A bid typically looks like
{ "salary":"2000", "fte":"0.8", "work from home","0.6" ...}
Value workaround
This example also illustrates a problem with the json parser. In our jobs example domain, fte is a discrete value, so "0.8" is just a string, not a number. However if fte would be a numeric issue, we naively would write the 0.8 without quotes: fte:0.8
. However due to the way the json parser works, we would get 0.8 parsed as s double. This introduces rounding errors. And these cause all kinds of problems.
To avoid these rounding errors, the solution is to store the decimal value also in a string. We can then later convert it properly.
However if we store it in a string, we would be unable to distinguish it from a discrete value. To work around this, we put it in a string and prepend it with a "=".
- "0.8": the DiscreteValue
- "=0.8": the NumberValue.
This workaround is only needed for issue values like in bids. In other places where we can *only* have double values, we can work around the issue without needing the string trick.
Genius2 sources
downloading source code
You can browse the genius2 core sources directly using the browse button at the right top of this page.
You can download the source code of this component from
https://tracinsy.ewi.tudelft.nl/svn/genius2/
Import all sources in Eclipse
Normal developers that write new parties do not need to install the genius2 source code. This is only needed if you want to debug/trace into the genius2 code for instance for debugging or understanding the inner workings of genius2.
Install Subclipse using "help/Eclipse MarketPlace" and search for subclipse. Disable the JavaHL native DLLs and install. NOTE: due to a bug in Eclipse Photon the marketplace may not work. We suggest to upgrade...
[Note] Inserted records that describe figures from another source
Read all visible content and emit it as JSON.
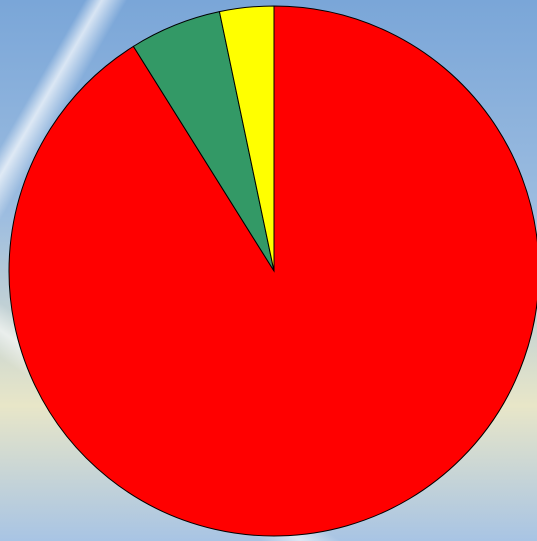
{
  "chart_data": {
    "type": "pie",
    "categories": [
      null,
      null,
      null
    ],
    "values": [
      91.1,
      5.6,
      3.3
    ],
    "colors": [
      "#ff0000",
      "#339966",
      "#ffff00"
    ]
  }
}
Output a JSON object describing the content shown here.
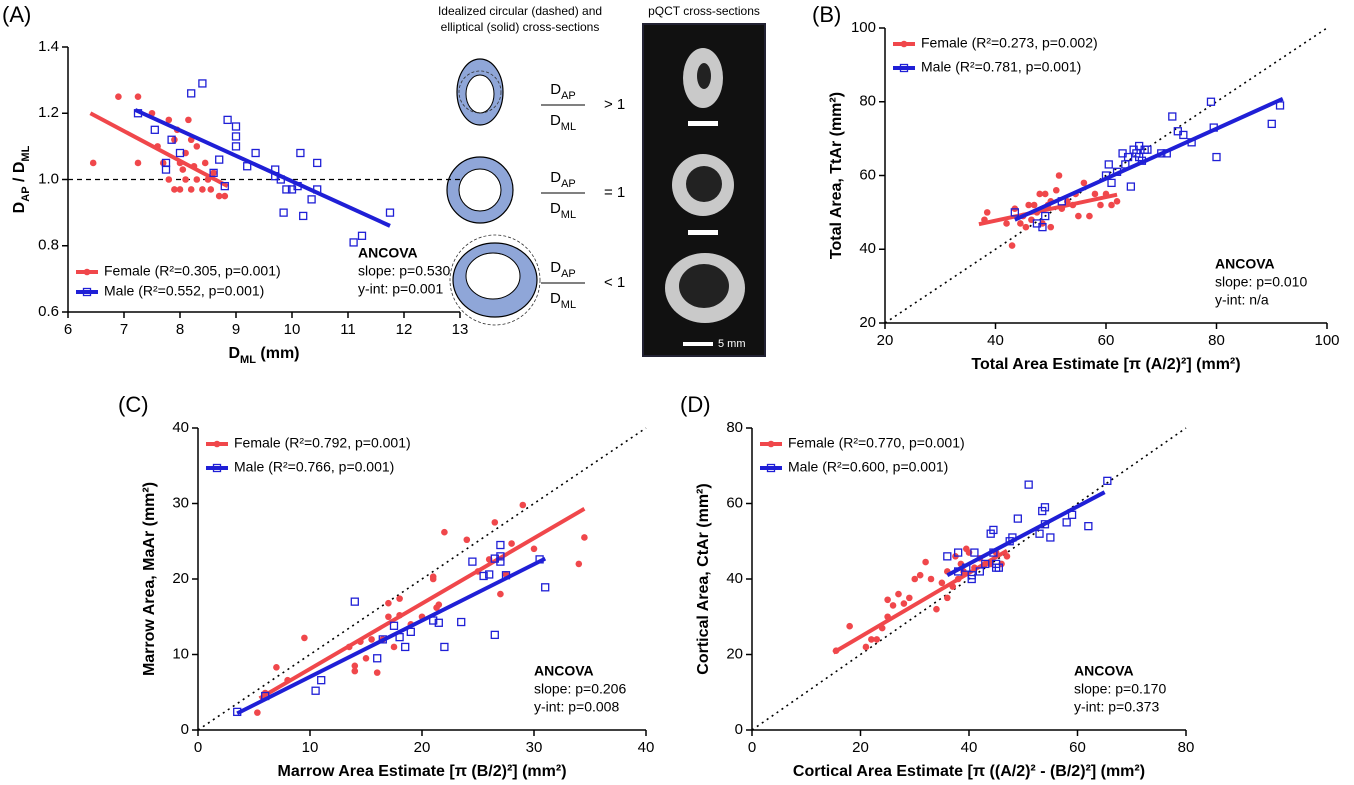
{
  "chart_data": [
    {
      "type": "scatter",
      "panel": "(A)",
      "xlabel": [
        "D",
        "ML",
        " (mm)"
      ],
      "ylabel": [
        "D",
        "AP",
        " / D",
        "ML"
      ],
      "xlim": [
        6,
        13
      ],
      "xticks": [
        6,
        7,
        8,
        9,
        10,
        11,
        12,
        13
      ],
      "ylim": [
        0.6,
        1.4
      ],
      "yticks": [
        0.6,
        0.8,
        {
          "value": 1,
          "label": "1.0"
        },
        1.2,
        1.4
      ],
      "hline": 1,
      "legend": "lower left",
      "annotation": [
        "ANCOVA",
        "slope: p=0.530",
        "y-int: p=0.001"
      ],
      "series": [
        {
          "name": "Female (R²=0.305, p=0.001)",
          "color": "#f0474b",
          "marker": "circle",
          "x": [
            6.45,
            6.9,
            7.25,
            7.25,
            7.5,
            7.6,
            7.7,
            7.8,
            7.8,
            7.9,
            7.9,
            8.0,
            8.0,
            8.1,
            8.1,
            8.15,
            8.2,
            8.25,
            8.3,
            8.3,
            8.4,
            8.45,
            8.5,
            8.55,
            8.6,
            8.7,
            8.8,
            8.2,
            7.95,
            8.05
          ],
          "values": [
            1.05,
            1.25,
            1.05,
            1.25,
            1.2,
            1.1,
            1.05,
            1.0,
            1.18,
            0.97,
            1.12,
            1.05,
            0.97,
            1.0,
            1.08,
            1.18,
            0.97,
            1.04,
            1.0,
            1.1,
            0.97,
            1.05,
            1.0,
            0.97,
            1.02,
            0.95,
            0.95,
            1.12,
            1.15,
            1.03
          ],
          "fit": {
            "x": [
              6.4,
              8.85
            ],
            "values": [
              1.2,
              0.98
            ]
          }
        },
        {
          "name": "Male (R²=0.552, p=0.001)",
          "color": "#1f1fd6",
          "marker": "square",
          "x": [
            7.25,
            7.55,
            7.75,
            7.75,
            7.85,
            8.0,
            8.2,
            8.4,
            8.6,
            8.7,
            8.8,
            8.85,
            9.0,
            9.0,
            9.0,
            9.2,
            9.35,
            9.7,
            9.8,
            9.85,
            9.9,
            10.0,
            10.1,
            10.15,
            10.2,
            10.35,
            10.45,
            10.45,
            11.1,
            11.25,
            11.75,
            9.7
          ],
          "values": [
            1.2,
            1.15,
            1.05,
            1.03,
            1.12,
            1.08,
            1.26,
            1.29,
            1.02,
            1.06,
            0.98,
            1.18,
            1.16,
            1.13,
            1.1,
            1.04,
            1.08,
            1.03,
            1.0,
            0.9,
            0.97,
            0.97,
            0.98,
            1.08,
            0.89,
            0.94,
            1.05,
            0.97,
            0.81,
            0.83,
            0.9,
            1.01
          ],
          "fit": {
            "x": [
              7.2,
              11.75
            ],
            "values": [
              1.21,
              0.86
            ]
          }
        }
      ]
    },
    {
      "type": "scatter",
      "panel": "(B)",
      "xlabel": [
        "Total Area Estimate [π (A/2)²] (mm²)"
      ],
      "ylabel": [
        "Total Area, TtAr (mm²)"
      ],
      "xlim": [
        20,
        100
      ],
      "xticks": [
        20,
        40,
        60,
        80,
        100
      ],
      "ylim": [
        20,
        100
      ],
      "yticks": [
        20,
        40,
        60,
        80,
        100
      ],
      "identity_line": true,
      "legend": "upper left",
      "annotation": [
        "ANCOVA",
        "slope: p=0.010",
        "y-int: n/a"
      ],
      "series": [
        {
          "name": "Female (R²=0.273, p=0.002)",
          "color": "#f0474b",
          "marker": "circle",
          "x": [
            38,
            38.5,
            42,
            43,
            43.5,
            44.5,
            45,
            45.5,
            46.5,
            47,
            47.5,
            48,
            48.5,
            49,
            49.5,
            50,
            51,
            51.5,
            52,
            53,
            54,
            54.5,
            55,
            56,
            57,
            58,
            59,
            60,
            61,
            62,
            46,
            50
          ],
          "values": [
            48,
            50,
            47,
            41,
            51,
            47,
            49,
            46,
            48,
            52,
            50,
            55,
            47,
            55,
            52,
            53,
            56,
            60,
            51,
            53,
            52,
            55,
            49,
            58,
            49,
            55,
            52,
            55,
            52,
            53,
            52,
            46
          ],
          "fit": {
            "x": [
              37,
              62
            ],
            "values": [
              46.8,
              54.8
            ]
          }
        },
        {
          "name": "Male (R²=0.781, p=0.001)",
          "color": "#1f1fd6",
          "marker": "square",
          "x": [
            43.5,
            47.5,
            48.5,
            49,
            52,
            60,
            60.5,
            61,
            62,
            63,
            63.5,
            64,
            64.5,
            65,
            65.5,
            66,
            66,
            66.5,
            67,
            67.5,
            70,
            71,
            72,
            73,
            74,
            75.5,
            79,
            79.5,
            80,
            90,
            91.5
          ],
          "values": [
            50,
            47,
            46,
            49,
            53,
            60,
            63,
            58,
            61,
            66,
            63,
            65,
            57,
            67,
            66,
            65,
            68,
            64,
            67,
            67,
            66,
            66,
            76,
            72,
            71,
            69,
            80,
            73,
            65,
            74,
            79
          ],
          "fit": {
            "x": [
              43.5,
              92
            ],
            "values": [
              48,
              80.8
            ]
          }
        }
      ]
    },
    {
      "type": "scatter",
      "panel": "(C)",
      "xlabel": [
        "Marrow Area Estimate [π (B/2)²] (mm²)"
      ],
      "ylabel": [
        "Marrow Area, MaAr (mm²)"
      ],
      "xlim": [
        0,
        40
      ],
      "xticks": [
        0,
        10,
        20,
        30,
        40
      ],
      "ylim": [
        0,
        40
      ],
      "yticks": [
        0,
        10,
        20,
        30,
        40
      ],
      "identity_line": true,
      "legend": "upper left",
      "annotation": [
        "ANCOVA",
        "slope: p=0.206",
        "y-int: p=0.008"
      ],
      "series": [
        {
          "name": "Female (R²=0.792, p=0.001)",
          "color": "#f0474b",
          "marker": "circle",
          "x": [
            5.3,
            6,
            7,
            8,
            9.5,
            13.5,
            14,
            14,
            14.5,
            15,
            15.5,
            16,
            16.5,
            17,
            17,
            18,
            18,
            19,
            20,
            21,
            21,
            21.3,
            21.5,
            22,
            24,
            25,
            26,
            26.5,
            27,
            27.5,
            28,
            29,
            30,
            34,
            34.5,
            17.5
          ],
          "values": [
            2.3,
            4.9,
            8.3,
            6.6,
            12.2,
            11,
            8.5,
            7.8,
            11.7,
            9.5,
            12,
            7.6,
            12,
            15,
            16.8,
            17.4,
            15.2,
            14,
            15,
            20.3,
            20,
            16.2,
            16.6,
            26.2,
            25.2,
            21,
            22.6,
            27.5,
            18,
            20.6,
            24.7,
            29.8,
            24,
            22,
            25.5,
            11
          ],
          "fit": {
            "x": [
              5.5,
              34.5
            ],
            "values": [
              4.2,
              29.3
            ]
          }
        },
        {
          "name": "Male (R²=0.766, p=0.001)",
          "color": "#1f1fd6",
          "marker": "square",
          "x": [
            3.5,
            6,
            10.5,
            11,
            14,
            16,
            16.5,
            17.5,
            18,
            18.5,
            19,
            21,
            21.5,
            22,
            23.5,
            24.5,
            25.5,
            26,
            26.5,
            26.5,
            27,
            27,
            27,
            27.5,
            30.5,
            31
          ],
          "values": [
            2.4,
            4.5,
            5.2,
            6.6,
            17,
            9.5,
            12,
            13.8,
            12.3,
            11,
            13,
            14.5,
            14.2,
            11,
            14.3,
            22.3,
            20.4,
            20.6,
            22.7,
            12.6,
            24.5,
            23,
            22.3,
            20.5,
            22.6,
            18.9
          ],
          "fit": {
            "x": [
              3.5,
              31
            ],
            "values": [
              2.2,
              22.7
            ]
          }
        }
      ]
    },
    {
      "type": "scatter",
      "panel": "(D)",
      "xlabel": [
        "Cortical Area Estimate [π ((A/2)² - (B/2)²] (mm²)"
      ],
      "ylabel": [
        "Cortical Area, CtAr (mm²)"
      ],
      "xlim": [
        0,
        80
      ],
      "xticks": [
        0,
        20,
        40,
        60,
        80
      ],
      "ylim": [
        0,
        80
      ],
      "yticks": [
        0,
        20,
        40,
        60,
        80
      ],
      "identity_line": true,
      "legend": "upper left",
      "annotation": [
        "ANCOVA",
        "slope: p=0.170",
        "y-int: p=0.373"
      ],
      "series": [
        {
          "name": "Female (R²=0.770, p=0.001)",
          "color": "#f0474b",
          "marker": "circle",
          "x": [
            15.5,
            18,
            21,
            22,
            23,
            24,
            25,
            25,
            26,
            27,
            28,
            29,
            30,
            31,
            32,
            33,
            34,
            35,
            36,
            37,
            37.5,
            38,
            38.5,
            39,
            39.5,
            40,
            41,
            42,
            43,
            44,
            45,
            46,
            47,
            36
          ],
          "values": [
            21,
            27.5,
            22,
            24,
            24,
            27,
            30,
            34.5,
            33,
            36,
            33.5,
            35,
            40,
            41,
            44.5,
            40,
            32,
            39,
            35,
            38,
            46,
            40,
            44,
            42,
            48,
            47,
            43,
            45.5,
            44,
            44,
            47,
            44,
            46,
            42
          ],
          "fit": {
            "x": [
              15,
              47
            ],
            "values": [
              20.5,
              47.5
            ]
          }
        },
        {
          "name": "Male (R²=0.600, p=0.001)",
          "color": "#1f1fd6",
          "marker": "square",
          "x": [
            36,
            38,
            38,
            39.5,
            40.5,
            40.5,
            41,
            42,
            43,
            44,
            44.5,
            44.5,
            45,
            45,
            45.5,
            47.5,
            48,
            49,
            51,
            53,
            53.5,
            54,
            54,
            55,
            58,
            59,
            62,
            65.5
          ],
          "values": [
            46,
            47,
            42,
            43,
            40,
            41,
            47,
            42,
            44,
            52,
            53,
            47,
            44,
            43,
            43,
            50,
            51,
            56,
            65,
            52,
            58,
            59,
            54.5,
            51,
            55,
            57,
            54,
            66
          ],
          "fit": {
            "x": [
              36,
              65
            ],
            "values": [
              41,
              63
            ]
          }
        }
      ]
    }
  ],
  "diagram": {
    "title_lines": [
      "Idealized circular (dashed) and",
      "elliptical (solid) cross-sections"
    ],
    "ratios": [
      {
        "num": [
          "D",
          "AP"
        ],
        "den": [
          "D",
          "ML"
        ],
        "relation": "> 1"
      },
      {
        "num": [
          "D",
          "AP"
        ],
        "den": [
          "D",
          "ML"
        ],
        "relation": "= 1"
      },
      {
        "num": [
          "D",
          "AP"
        ],
        "den": [
          "D",
          "ML"
        ],
        "relation": "< 1"
      }
    ]
  },
  "image": {
    "title": "pQCT cross-sections",
    "scale_label": "5 mm"
  }
}
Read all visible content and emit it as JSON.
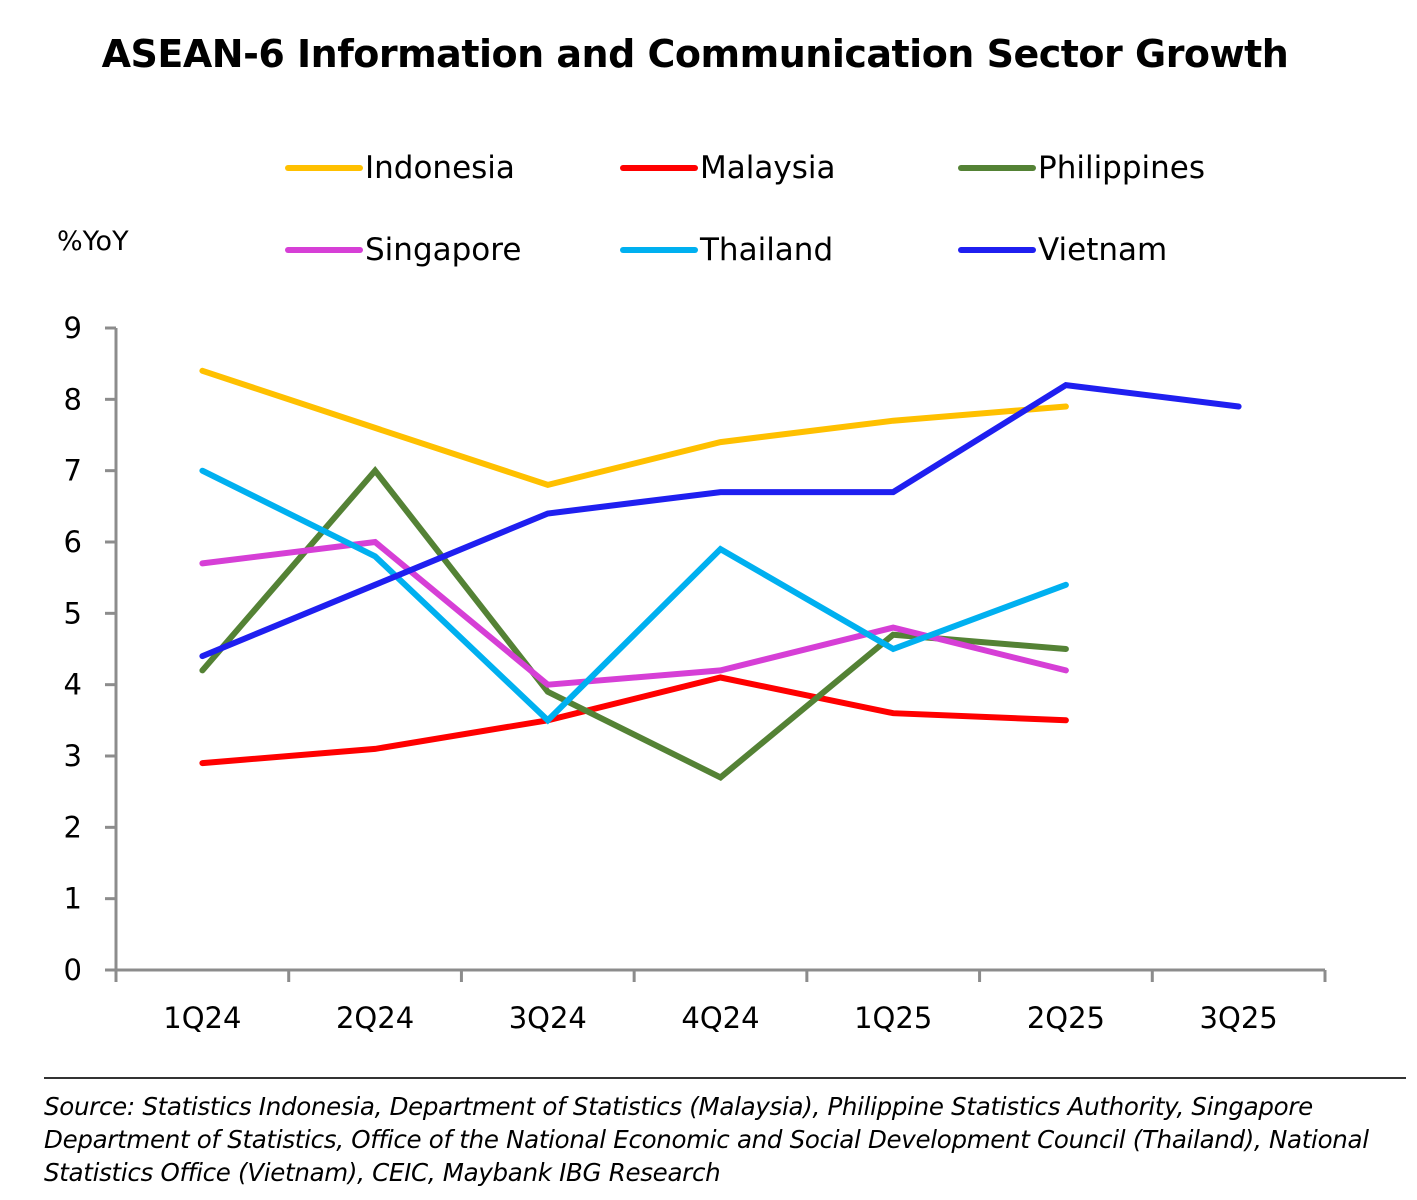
{
  "title": "ASEAN-6 Information and Communication Sector Growth",
  "source": "Source: Statistics Indonesia, Department of Statistics (Malaysia), Philippine Statistics Authority, Singapore Department of Statistics, Office of the National Economic and Social Development Council (Thailand), National Statistics Office (Vietnam), CEIC, Maybank IBG Research",
  "chart_data": {
    "type": "line",
    "title": "ASEAN-6 Information and Communication Sector Growth",
    "xlabel": "",
    "ylabel": "%YoY",
    "categories": [
      "1Q24",
      "2Q24",
      "3Q24",
      "4Q24",
      "1Q25",
      "2Q25",
      "3Q25"
    ],
    "ylim": [
      0,
      9
    ],
    "yticks": [
      0,
      1,
      2,
      3,
      4,
      5,
      6,
      7,
      8,
      9
    ],
    "grid": false,
    "legend_position": "top",
    "series": [
      {
        "name": "Indonesia",
        "color": "#FFC000",
        "values": [
          8.4,
          7.6,
          6.8,
          7.4,
          7.7,
          7.9,
          null
        ]
      },
      {
        "name": "Malaysia",
        "color": "#FF0000",
        "values": [
          2.9,
          3.1,
          3.5,
          4.1,
          3.6,
          3.5,
          null
        ]
      },
      {
        "name": "Philippines",
        "color": "#548235",
        "values": [
          4.2,
          7.0,
          3.9,
          2.7,
          4.7,
          4.5,
          null
        ]
      },
      {
        "name": "Singapore",
        "color": "#D63FD6",
        "values": [
          5.7,
          6.0,
          4.0,
          4.2,
          4.8,
          4.2,
          null
        ]
      },
      {
        "name": "Thailand",
        "color": "#00B0F0",
        "values": [
          7.0,
          5.8,
          3.5,
          5.9,
          4.5,
          5.4,
          null
        ]
      },
      {
        "name": "Vietnam",
        "color": "#1F1FF0",
        "values": [
          4.4,
          5.4,
          6.4,
          6.7,
          6.7,
          8.2,
          7.9
        ]
      }
    ]
  }
}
You may get some errors on JavaHL library. To get rid of those, go to preferences/Team/SVN/
- disable General SVN settings / JavaHL
- SVN interface/Client: select SVNKit instead of JavaHL.
Right click in Package Explorer in Eclipse, select "Import/SVN/Checkout Projects from SVN". Select the root of the project, finish (selecting sub-projects will result in a stupid loop in the checkout procedure in Eclipse and won't lead anywhere...)
Richt click on the checked-out project that you want eclipse to recognise as Maven project (the project are maven but Eclipse does not recognise this after check-out). Select import/maven/existing maven projects. Finish.
Note. Eclipse does not automatically recognise this as a maven project because Eclipse supports this only with GIT repositories while we use SVN.